I interrupted, “You know, I think we’re going to get along great. Adrian, was it?”

“Adrian Tsai,” Adrian said. “And you?”

“Clementine.”

“Charmed, I’m sure.” He leaned back on his elbows and took a good look at all of us, eyes lingering on Lilac.

Uh oh, I thought, but didn’t say. At my side, Indigo combed a strand of hair out of his face and turned to look at the center of the clearing.

Maybe Mint could hear anything we said. I expected he could, but it was impossible to be sure.

“Okay, icebreaker: who’d each of you lose?” Adrian asked, his tone as easy as when he’d asked for my name.

“Shut the fuck up,” Ginger quipped, her eyes on the spot where Mint had risen from the dirt the night before.

Adrian did stop talking, but that somehow made the moment worse. The rest of us had little more to talk about; all we had after that morning were more questions than we’d started with the night before. I wished Mint would just rise from the dead already so we could get on with asking questions and getting what would inevitably be cryptic, unappealing answers.

At six, there was still no sign of movement, and by then, I was starting to get stiff. Ginger had fallen asleep in Lilac’s lap and Adrian was pulling leaves apart along the lines of their veins. Indigo stared off into space like he had been doing for the past hour so the choices were between talking to Adrian and trying to find a way to pass the next four hours.

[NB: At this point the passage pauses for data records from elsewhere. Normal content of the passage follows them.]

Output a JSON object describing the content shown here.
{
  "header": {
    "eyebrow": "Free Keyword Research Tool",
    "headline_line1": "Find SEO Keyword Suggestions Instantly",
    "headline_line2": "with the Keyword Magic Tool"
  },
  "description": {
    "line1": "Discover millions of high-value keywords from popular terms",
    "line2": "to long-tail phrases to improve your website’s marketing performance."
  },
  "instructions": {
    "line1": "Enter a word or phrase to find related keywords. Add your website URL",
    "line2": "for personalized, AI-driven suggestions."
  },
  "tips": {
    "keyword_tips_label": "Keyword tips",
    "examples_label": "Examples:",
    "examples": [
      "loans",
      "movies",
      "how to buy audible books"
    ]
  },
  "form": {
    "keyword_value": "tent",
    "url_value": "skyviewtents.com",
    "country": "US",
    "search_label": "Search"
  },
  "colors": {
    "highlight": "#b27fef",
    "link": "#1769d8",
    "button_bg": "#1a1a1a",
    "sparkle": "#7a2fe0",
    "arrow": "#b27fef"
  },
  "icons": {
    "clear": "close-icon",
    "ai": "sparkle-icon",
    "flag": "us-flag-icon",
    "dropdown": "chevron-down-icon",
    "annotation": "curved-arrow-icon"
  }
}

I stood up to pace the circumference of the clearing. Next to me, a blackened tree had started to crumble into the ground, and now it was ringed with ash at the base, like blood leaking from a wound. The tree stretched into the sky, frail and at the same time almost macabre, a huge sculpture formed by bark and fire.

I was on my second turn around the clearing, feet scuffing across grass and dust, when Indigo joined me. We strolled around once, twice, before Adrian commented on us.

“Just go somewhere,” he said. “I don’t see why we all need to be here right now.”

“It’s dangerous,” I told him. “We need to stick together.” I realized I hadn’t mentioned the recent deaths yet. “More people have been dying—it seems like at least two have died today, if not more. In the same way as…” I wasn’t sure how to phrase this, but I knew he wouldn’t care “as they did.”

“Well, shit.”

Indigo and I got another round of walking in before Adrian spoke up again.

“Go anyway,” he said. “There are two of you. You’re making me nervous.”

“You should be nervous,” Indigo said.

Adrian threw up his hands and gestured as if to shoo us from the clearing. “I don’t care if I should be nervous, Indigo,” he said. “I don’t want to be, and frankly, considering that the first test is tonight, it’s not a great idea for any of us to be nervous. So I’ll thank you kindly for stepping out now, before you send us all spiralling.”

I suspected he just wanted time to stare at Lilac in peace, but I nodded assent to Indigo, carefully linked my arm with his, and tried to pull him toward the portal to his world.

“No,” he muttered. “No.”

“We don’t have to go,” I said, also speaking quietly to avoid Adrian’s blatant eavesdropping. “But wouldn’t you rather go with a companion?”

He gave me a look that said, “really?” but fell into step next to me as I headed toward the portal.

Stepping through was vastly different than stepping through the portal to home. Something about this portal one felt viscerally wrong, as if I had taken several gulps of rubbing alcohol or had slid my hand along a rack of knives by accident.